Earlier this year, the International Olympic Committee said that in order for the sport to be staged in L.A., a new international boxing body needs to emerge that will serve as a suitable alternative to the IBA, the traditional outfit whose governance and integrity the IOC has long questioned.

And after that? “I tell Erasmo, ‘A girl that can put people away, people will pay to see,’” James said. And people tell James that Lupita reminds them of a “young Amanda Serrano.” And if you were among the record 74 million live viewers who were riveted watching Serrano’s rematch with Irish legend Katie Taylor, that bloody exhilarating women’s undercard that preceded Netflix’s Jake Paul-Mike Tyson fiasco last month, you can see the potential. Taylor and Serrano both saw seven-figure paydays for their fights, and good. They earned it.

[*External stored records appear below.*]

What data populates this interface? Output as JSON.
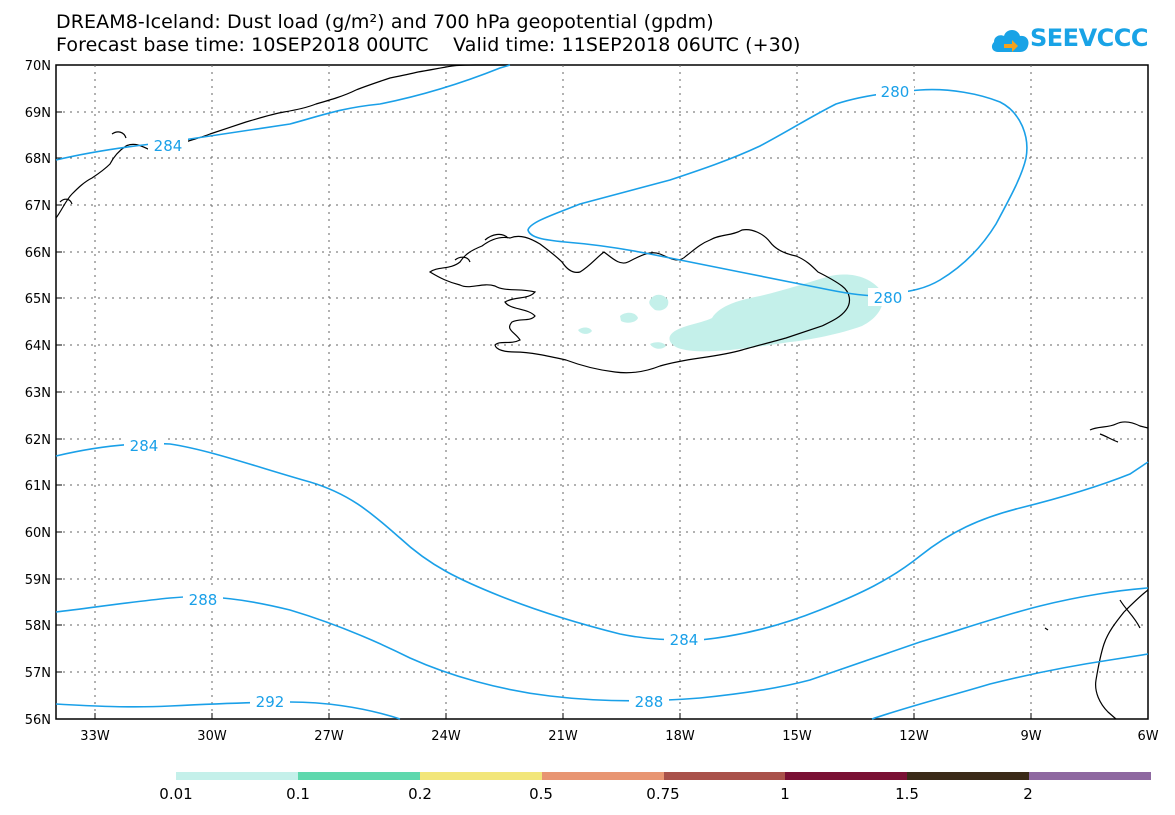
{
  "title": {
    "line1": "DREAM8-Iceland: Dust load (g/m²) and 700 hPa geopotential (gpdm)",
    "line2": "Forecast base time: 10SEP2018 00UTC    Valid time: 11SEP2018 06UTC (+30)"
  },
  "logo": {
    "text": "SEEVCCC",
    "icon": "cloud-icon",
    "color": "#19a3e6"
  },
  "map": {
    "lat_labels": [
      "70N",
      "69N",
      "68N",
      "67N",
      "66N",
      "65N",
      "64N",
      "63N",
      "62N",
      "61N",
      "60N",
      "59N",
      "58N",
      "57N",
      "56N"
    ],
    "lon_labels": [
      "33W",
      "30W",
      "27W",
      "24W",
      "21W",
      "18W",
      "15W",
      "12W",
      "9W",
      "6W"
    ],
    "contour_color": "#1aa0e8",
    "dust_color": "#c4f0ea",
    "contour_labels": [
      "280",
      "280",
      "284",
      "284",
      "284",
      "288",
      "288",
      "292"
    ]
  },
  "colorbar": {
    "colors": [
      "#c4f0ea",
      "#5ed8ad",
      "#f2e67a",
      "#e89572",
      "#a9514a",
      "#7a1034",
      "#3b2a18",
      "#8e68a0"
    ],
    "labels": [
      "0.01",
      "0.1",
      "0.2",
      "0.5",
      "0.75",
      "1",
      "1.5",
      "2"
    ]
  }
}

But that’s not normal. Or it’s not normal yet.

More typical is Claressa Shields’ story. The first American to win consecutive Olympic gold medals in men’s or women’s boxing, she’s the inspiration for director Rachel Morrison’s film, “The Fire Inside,” hitting theaters on Christmas. But Shields has struggled to earn close to what her male counterparts make.

There are other women’s world champions with hundreds of thousands of social media followers who say they’ve been offered just a few thousand dollars for title fights.

Oh, and it’s also expensive! Especially for a California kid who is always having to travel to Texas or even farther east for guaranteed bouts in these national tournaments. Lupita’s crew will do fundraisers and raffles, and they’ve gotten some help from a few local sponsors, Profinish Auto Paint Supply and Los Sanchez Mexican Food. James jokes that he’s not just a boxing coach but a budget travel agent, he’s so adept at finding deals for him and his fighters, including Lupita and Erasmo, who always goes along.

They always find a way, but they also attend only half of the events that Lupita should be competing in, James said.

So, no, none of this is easy. And it will never be easy.

But when you consider how life started for Lupita, nothing seems insurmountable either. Not even remotely.

It’s somehow both hard to believe that this is that baby’s life – I mean, a boxer!? – but also hard to imagine someone who’d had to survive on arrival would be destined to do anything that wasn’t incredibly hard.

“God put her on that path to make her stronger,” Cinthia said. “To be ready to go through something big in her life.”

And why not? Why wouldn’t Lupita crave the adrenaline? Why wouldn’t she be able to take a punch? Why wouldn’t she want to push herself to her limits?

Why wouldn’t we be watching a legend in the making?